Руки она мыла так часто и с таким рвением, что запах антисептиков намертво впитался в них, а из трещин на коже иногда текла кровь, от чего она боялась заразиться еще сильнее и терла руки еще яростнее. Чтобы скрыть их удручающее состояние, она стала носить черные перчатки. Хиджаб и длинное, почти до пят, свободное платье тоже были черными. Как-то вечером Сельма и Пери возвращались с базара. Пери шла чуть впереди и, оглянувшись, не сразу разглядела мать – Сельма полностью слилась с ночной тьмой.

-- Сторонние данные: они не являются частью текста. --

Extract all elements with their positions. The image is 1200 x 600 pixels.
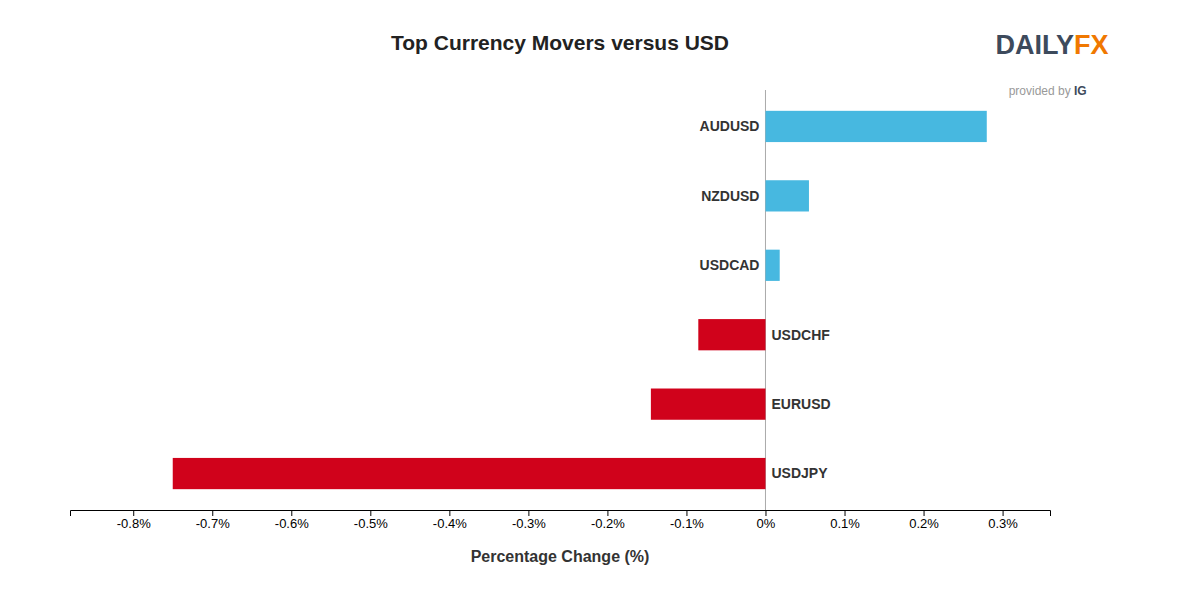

Менсур, которого наряд жены приводил в ужас, не желал, чтобы их видели вместе. По магазинам они теперь ходили порознь. Новый облик Сельмы выражал все то, что он ненавидел и презирал, против чего всегда боролся. Религиозное мракобесие. Уверенность в том, что их путь самый правильный, только потому, что они впитали эту религию с молоком матери и покорно приняли то, чему их учили, не задавая вопросов. Как можно говорить о превосходстве своей веры над остальными, когда о других культурах, философах, другом образе мысли, наконец, они знают так мало, если вообще что-нибудь знают?

Что касается Сельмы, то во внешности и манерах Менсура ее бесило буквально все: снисходительное пренебрежение, светившееся в его взгляде, авторитарность его тона, гордая складка, залегшая у рта. Поразительно, насколько надменны все эти безбожники. С какой легкостью они отбрасывают многовековые традиции, как непомерно их самомнение, позволяющее им ставить себя выше общества. Как они могут считать себя просвещенными людьми, когда о культуре и вере собственного народа знают так мало, если вообще что-нибудь знают?